The two exhibitions will coincide with the launch of a major new musical theatre production inspired by the Paisley upbringing of Bryne, who found fame with the stage trilogy The Slab Boys and TV dramas Your Cheatin’ Heart and Tutti Frutti.
Underwood Lane, which will premiere at Johnstone Town Hall in Renfrewshire and the Tron Theatre in Glasgow, will focus on the travails of a young skiffle band trying to make it big as they grapple with “style, fierce love rivalry, broken hearts, dodgy dealers, religion, sex and death.”
Emily Walsh, managing director of the Fine Art Society, said: “Our show begins in 1963 with a church interior which he painted while on a travelling scholarship to Italy after being awarded the Newbery Medal at Glasgow School of Art.
"He saw the great quattrocento painters: Giotto, Cimabue and Duccio. The light, the exquisite detail and stillness of the Italian primitives is all there in his work of the late 60s and early 70s.
“In 1966 he secured an exhibition - and his passport out of factory life - at the Portal Gallery in London under the pseudonym “Patrick”.

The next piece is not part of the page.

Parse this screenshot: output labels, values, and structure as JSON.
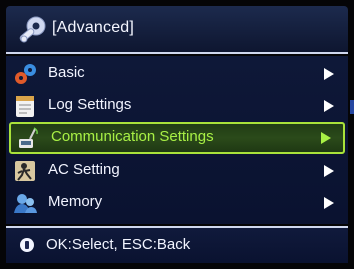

"Having passed himself off as a self-taught naïf, he was given an exhibition. The dream-like images that made up the show met with success. His ruse was uncovered and from here he went on to design record covers for The Beatles, Billy Connolly and Gerry Rafferty, and to co-write songs with the latter.
“From the early 1970s John diversified into writing, designing and directing stage and screen productions.

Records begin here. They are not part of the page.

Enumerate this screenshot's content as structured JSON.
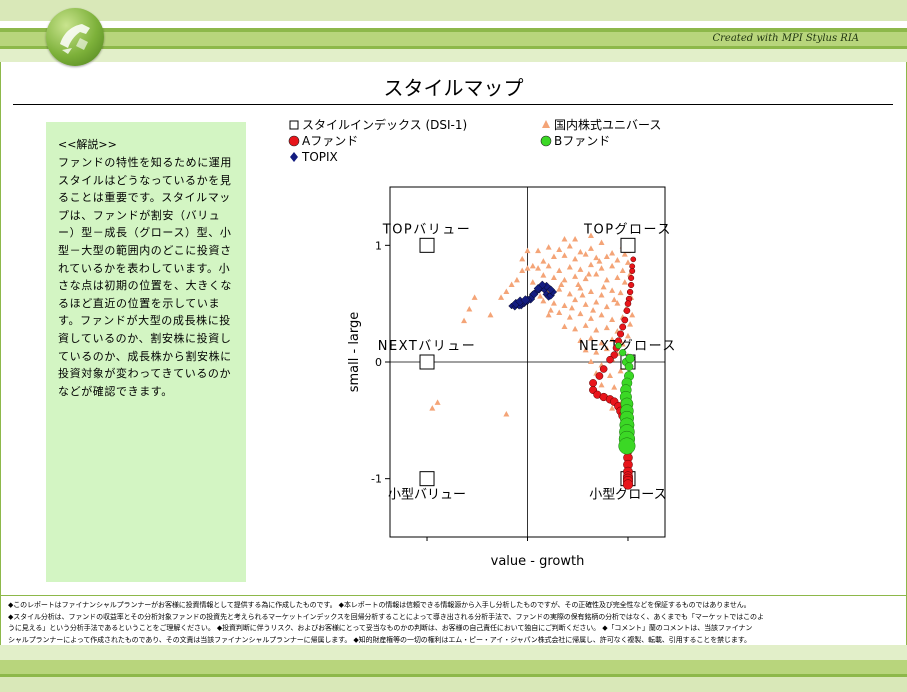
{
  "header": {
    "credit": "Created with MPI Stylus RIA"
  },
  "page_title": "スタイルマップ",
  "note": {
    "title": "<<解説>>",
    "body": "ファンドの特性を知るために運用スタイルはどうなっているかを見ることは重要です。スタイルマップは、ファンドが割安（バリュー）型－成長（グロース）型、小型－大型の範囲内のどこに投資されているかを表わしています。小さな点は初期の位置を、大きくなるほど直近の位置を示しています。ファンドが大型の成長株に投資しているのか、割安株に投資しているのか、成長株から割安株に投資対象が変わってきているのかなどが確認できます。"
  },
  "footer": {
    "lines": [
      "◆このレポートはファイナンシャルプランナーがお客様に投資情報として提供する為に作成したものです。 ◆本レポートの情報は信頼できる情報源から入手し分析したものですが、その正確性及び完全性などを保証するものではありません。",
      "◆スタイル分析は、ファンドの収益率とその分析対象ファンドの投資先と考えられるマーケットインデックスを回帰分析することによって導き出される分析手法で、ファンドの実際の保有銘柄の分析ではなく、あくまでも「マーケットではこのよ",
      "うに見える」という分析手法であるということをご理解ください。 ◆投資判断に伴うリスク、およびお客様にとって妥当なものかの判断は、お客様の自己責任において独自にご判断ください。 ◆「コメント」蘭のコメントは、当該ファイナン",
      "シャルプランナーによって作成されたものであり、その文責は当該ファイナンシャルプランナーに帰属します。 ◆知的財産権等の一切の権利はエム・ピー・アイ・ジャパン株式会社に帰属し、許可なく複製、転載、引用することを禁じます。"
    ]
  },
  "colors": {
    "band_dark": "#8db84a",
    "band_mid": "#b8d57c",
    "band_light": "#e2efc9",
    "note_bg": "#d3f5c3",
    "universe": "#f4a477",
    "fund_a": "#e8151b",
    "fund_b": "#3bd825",
    "topix": "#131c80"
  },
  "chart_data": {
    "type": "scatter",
    "xlabel": "value - growth",
    "ylabel": "small - large",
    "xlim": [
      -1.3,
      1.3
    ],
    "ylim": [
      -1.5,
      1.5
    ],
    "yticks": [
      "1",
      "0",
      "-1"
    ],
    "grid_cross": [
      0,
      0
    ],
    "legend": [
      {
        "label": "スタイルインデックス (DSI-1)",
        "marker": "square-open"
      },
      {
        "label": "国内株式ユニバース",
        "marker": "triangle"
      },
      {
        "label": "Aファンド",
        "marker": "circle"
      },
      {
        "label": "Bファンド",
        "marker": "circle"
      },
      {
        "label": "TOPIX",
        "marker": "diamond"
      }
    ],
    "style_indices": [
      {
        "label": "TOPバリュー",
        "x": -0.95,
        "y": 1.0
      },
      {
        "label": "TOPグロース",
        "x": 0.95,
        "y": 1.0
      },
      {
        "label": "NEXTバリュー",
        "x": -0.95,
        "y": 0.0
      },
      {
        "label": "NEXTグロース",
        "x": 0.95,
        "y": 0.0
      },
      {
        "label": "小型バリュー",
        "x": -0.95,
        "y": -1.0
      },
      {
        "label": "小型グロース",
        "x": 0.95,
        "y": -1.0
      }
    ],
    "series": [
      {
        "name": "国内株式ユニバース",
        "points": [
          [
            0.1,
            0.95
          ],
          [
            0.2,
            0.98
          ],
          [
            0.3,
            0.96
          ],
          [
            0.4,
            0.99
          ],
          [
            0.5,
            0.94
          ],
          [
            0.6,
            0.97
          ],
          [
            0.7,
            1.02
          ],
          [
            0.8,
            0.93
          ],
          [
            0.9,
            0.99
          ],
          [
            0.25,
            0.9
          ],
          [
            0.35,
            0.91
          ],
          [
            0.45,
            0.88
          ],
          [
            0.55,
            0.92
          ],
          [
            0.65,
            0.89
          ],
          [
            0.75,
            0.9
          ],
          [
            0.85,
            0.87
          ],
          [
            0.15,
            0.86
          ],
          [
            0.05,
            0.82
          ],
          [
            0.0,
            0.8
          ],
          [
            -0.05,
            0.78
          ],
          [
            0.1,
            0.8
          ],
          [
            0.2,
            0.82
          ],
          [
            0.3,
            0.78
          ],
          [
            0.4,
            0.81
          ],
          [
            0.5,
            0.79
          ],
          [
            0.6,
            0.83
          ],
          [
            0.7,
            0.8
          ],
          [
            0.8,
            0.82
          ],
          [
            0.9,
            0.78
          ],
          [
            0.95,
            0.85
          ],
          [
            0.15,
            0.74
          ],
          [
            0.25,
            0.72
          ],
          [
            0.35,
            0.7
          ],
          [
            0.45,
            0.73
          ],
          [
            0.55,
            0.71
          ],
          [
            0.65,
            0.75
          ],
          [
            0.75,
            0.7
          ],
          [
            0.85,
            0.72
          ],
          [
            0.92,
            0.68
          ],
          [
            -0.1,
            0.7
          ],
          [
            -0.15,
            0.66
          ],
          [
            0.05,
            0.68
          ],
          [
            0.1,
            0.64
          ],
          [
            0.2,
            0.6
          ],
          [
            0.3,
            0.62
          ],
          [
            0.4,
            0.58
          ],
          [
            0.5,
            0.63
          ],
          [
            0.6,
            0.6
          ],
          [
            0.7,
            0.57
          ],
          [
            0.8,
            0.61
          ],
          [
            0.88,
            0.59
          ],
          [
            -0.2,
            0.6
          ],
          [
            -0.25,
            0.55
          ],
          [
            0.15,
            0.52
          ],
          [
            0.25,
            0.5
          ],
          [
            0.35,
            0.48
          ],
          [
            0.45,
            0.53
          ],
          [
            0.55,
            0.49
          ],
          [
            0.65,
            0.51
          ],
          [
            0.75,
            0.47
          ],
          [
            0.85,
            0.5
          ],
          [
            0.93,
            0.45
          ],
          [
            0.2,
            0.4
          ],
          [
            0.3,
            0.42
          ],
          [
            0.4,
            0.38
          ],
          [
            0.5,
            0.41
          ],
          [
            0.6,
            0.37
          ],
          [
            0.7,
            0.4
          ],
          [
            0.8,
            0.36
          ],
          [
            0.9,
            0.38
          ],
          [
            0.97,
            0.32
          ],
          [
            0.35,
            0.3
          ],
          [
            0.45,
            0.28
          ],
          [
            0.55,
            0.31
          ],
          [
            0.65,
            0.27
          ],
          [
            0.75,
            0.29
          ],
          [
            0.85,
            0.26
          ],
          [
            0.95,
            0.22
          ],
          [
            0.5,
            0.18
          ],
          [
            0.6,
            0.2
          ],
          [
            0.7,
            0.16
          ],
          [
            0.8,
            0.19
          ],
          [
            0.9,
            0.15
          ],
          [
            0.55,
            0.1
          ],
          [
            0.65,
            0.08
          ],
          [
            0.75,
            0.11
          ],
          [
            0.85,
            0.07
          ],
          [
            0.95,
            0.05
          ],
          [
            0.6,
            0.0
          ],
          [
            0.7,
            -0.03
          ],
          [
            0.8,
            0.02
          ],
          [
            0.9,
            -0.05
          ],
          [
            0.65,
            -0.1
          ],
          [
            0.78,
            -0.12
          ],
          [
            0.88,
            -0.08
          ],
          [
            0.7,
            -0.2
          ],
          [
            0.82,
            -0.22
          ],
          [
            0.95,
            -0.18
          ],
          [
            0.75,
            -0.3
          ],
          [
            0.9,
            -0.33
          ],
          [
            0.8,
            -0.4
          ],
          [
            0.95,
            0.95
          ],
          [
            0.97,
            0.75
          ],
          [
            0.98,
            0.55
          ],
          [
            0.99,
            0.4
          ],
          [
            -0.85,
            -0.35
          ],
          [
            -0.9,
            -0.4
          ],
          [
            -0.2,
            -0.45
          ],
          [
            -0.35,
            0.4
          ],
          [
            -0.5,
            0.55
          ],
          [
            -0.6,
            0.35
          ],
          [
            -0.55,
            0.45
          ],
          [
            0.0,
            0.95
          ],
          [
            0.45,
            1.05
          ],
          [
            0.6,
            1.08
          ],
          [
            0.35,
            1.05
          ],
          [
            -0.05,
            0.88
          ],
          [
            0.22,
            0.44
          ],
          [
            0.12,
            0.56
          ],
          [
            0.32,
            0.66
          ],
          [
            0.42,
            0.46
          ],
          [
            0.52,
            0.57
          ],
          [
            0.62,
            0.44
          ],
          [
            0.72,
            0.64
          ],
          [
            0.82,
            0.53
          ],
          [
            0.92,
            0.92
          ],
          [
            0.68,
            0.86
          ],
          [
            0.58,
            0.75
          ],
          [
            0.48,
            0.66
          ]
        ]
      },
      {
        "name": "TOPIX",
        "points": [
          [
            -0.15,
            0.48
          ],
          [
            -0.12,
            0.47
          ],
          [
            -0.09,
            0.49
          ],
          [
            -0.06,
            0.48
          ],
          [
            -0.03,
            0.5
          ],
          [
            0.0,
            0.52
          ],
          [
            0.03,
            0.55
          ],
          [
            0.05,
            0.58
          ],
          [
            0.08,
            0.6
          ],
          [
            0.11,
            0.62
          ],
          [
            0.13,
            0.64
          ],
          [
            0.16,
            0.62
          ],
          [
            0.18,
            0.58
          ],
          [
            0.2,
            0.56
          ],
          [
            0.22,
            0.57
          ],
          [
            0.24,
            0.6
          ],
          [
            0.22,
            0.62
          ],
          [
            0.18,
            0.65
          ],
          [
            0.14,
            0.66
          ],
          [
            0.1,
            0.63
          ],
          [
            0.06,
            0.58
          ],
          [
            0.03,
            0.54
          ],
          [
            0.0,
            0.53
          ],
          [
            -0.04,
            0.51
          ],
          [
            -0.08,
            0.49
          ],
          [
            -0.11,
            0.5
          ],
          [
            -0.07,
            0.52
          ],
          [
            -0.02,
            0.53
          ]
        ]
      },
      {
        "name": "Aファンド",
        "points": [
          [
            1.0,
            0.88
          ],
          [
            0.99,
            0.82
          ],
          [
            0.99,
            0.78
          ],
          [
            0.98,
            0.72
          ],
          [
            0.98,
            0.66
          ],
          [
            0.97,
            0.6
          ],
          [
            0.96,
            0.54
          ],
          [
            0.95,
            0.5
          ],
          [
            0.94,
            0.44
          ],
          [
            0.92,
            0.36
          ],
          [
            0.9,
            0.3
          ],
          [
            0.88,
            0.24
          ],
          [
            0.86,
            0.18
          ],
          [
            0.84,
            0.12
          ],
          [
            0.82,
            0.06
          ],
          [
            0.78,
            0.02
          ],
          [
            0.72,
            -0.06
          ],
          [
            0.68,
            -0.12
          ],
          [
            0.62,
            -0.18
          ],
          [
            0.62,
            -0.24
          ],
          [
            0.66,
            -0.28
          ],
          [
            0.72,
            -0.3
          ],
          [
            0.78,
            -0.32
          ],
          [
            0.82,
            -0.34
          ],
          [
            0.86,
            -0.38
          ],
          [
            0.88,
            -0.42
          ],
          [
            0.9,
            -0.46
          ],
          [
            0.92,
            -0.52
          ],
          [
            0.93,
            -0.58
          ],
          [
            0.94,
            -0.64
          ],
          [
            0.94,
            -0.7
          ],
          [
            0.95,
            -0.76
          ],
          [
            0.95,
            -0.82
          ],
          [
            0.95,
            -0.88
          ],
          [
            0.95,
            -0.94
          ],
          [
            0.95,
            -0.98
          ],
          [
            0.95,
            -1.0
          ],
          [
            0.95,
            -1.02
          ],
          [
            0.95,
            -1.05
          ]
        ]
      },
      {
        "name": "Bファンド",
        "points": [
          [
            0.86,
            0.14
          ],
          [
            0.9,
            0.08
          ],
          [
            0.93,
            0.0
          ],
          [
            0.96,
            -0.04
          ],
          [
            0.97,
            0.03
          ],
          [
            0.96,
            -0.12
          ],
          [
            0.94,
            -0.18
          ],
          [
            0.93,
            -0.24
          ],
          [
            0.93,
            -0.3
          ],
          [
            0.94,
            -0.36
          ],
          [
            0.94,
            -0.42
          ],
          [
            0.94,
            -0.48
          ],
          [
            0.94,
            -0.54
          ],
          [
            0.94,
            -0.6
          ],
          [
            0.94,
            -0.66
          ],
          [
            0.94,
            -0.72
          ]
        ]
      }
    ]
  }
}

"In the decades that followed an extensive iconography unfolded amounting, in some cases, to a kind of pictorial autobiography. In a finely balanced act, he pulled together the macabre and humour.

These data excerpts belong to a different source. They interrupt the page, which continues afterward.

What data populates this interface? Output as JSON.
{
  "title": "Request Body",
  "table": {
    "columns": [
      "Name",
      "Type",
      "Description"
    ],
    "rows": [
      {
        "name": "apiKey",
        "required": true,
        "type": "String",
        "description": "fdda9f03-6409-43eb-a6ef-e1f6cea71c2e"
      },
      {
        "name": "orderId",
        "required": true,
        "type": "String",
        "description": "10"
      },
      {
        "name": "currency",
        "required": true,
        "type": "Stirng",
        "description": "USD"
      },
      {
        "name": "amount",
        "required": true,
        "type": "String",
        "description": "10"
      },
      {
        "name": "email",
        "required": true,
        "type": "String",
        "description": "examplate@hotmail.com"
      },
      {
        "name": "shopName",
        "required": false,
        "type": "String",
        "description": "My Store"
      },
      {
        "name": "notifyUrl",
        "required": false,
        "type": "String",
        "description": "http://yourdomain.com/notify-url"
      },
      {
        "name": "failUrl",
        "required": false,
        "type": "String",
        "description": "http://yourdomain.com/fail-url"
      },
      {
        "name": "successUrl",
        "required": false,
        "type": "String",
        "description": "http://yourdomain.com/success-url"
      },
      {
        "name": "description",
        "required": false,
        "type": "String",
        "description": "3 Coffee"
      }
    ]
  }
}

"Running through all of John’s work is the outsider, either as a lone figure or a fragment of society. The vision may be fantastical and magical, but it’s what John knows.”
Glasgow Life, which runs Kelvingrove, described Byrne as a “polymath and cultural icon.”
An announcement on its exhibition said: “It encapsulates the energy and excitement of John’s work and tells a little of the fascinating life he’s led.
"A highlight of the show at Kelvingrove will be a room displaying over 40 self-portraits, the most ever displayed at one time, spanning Byrne's whole career. It will feature works from our own collection, as well as institutions from across Scotland and private lenders.”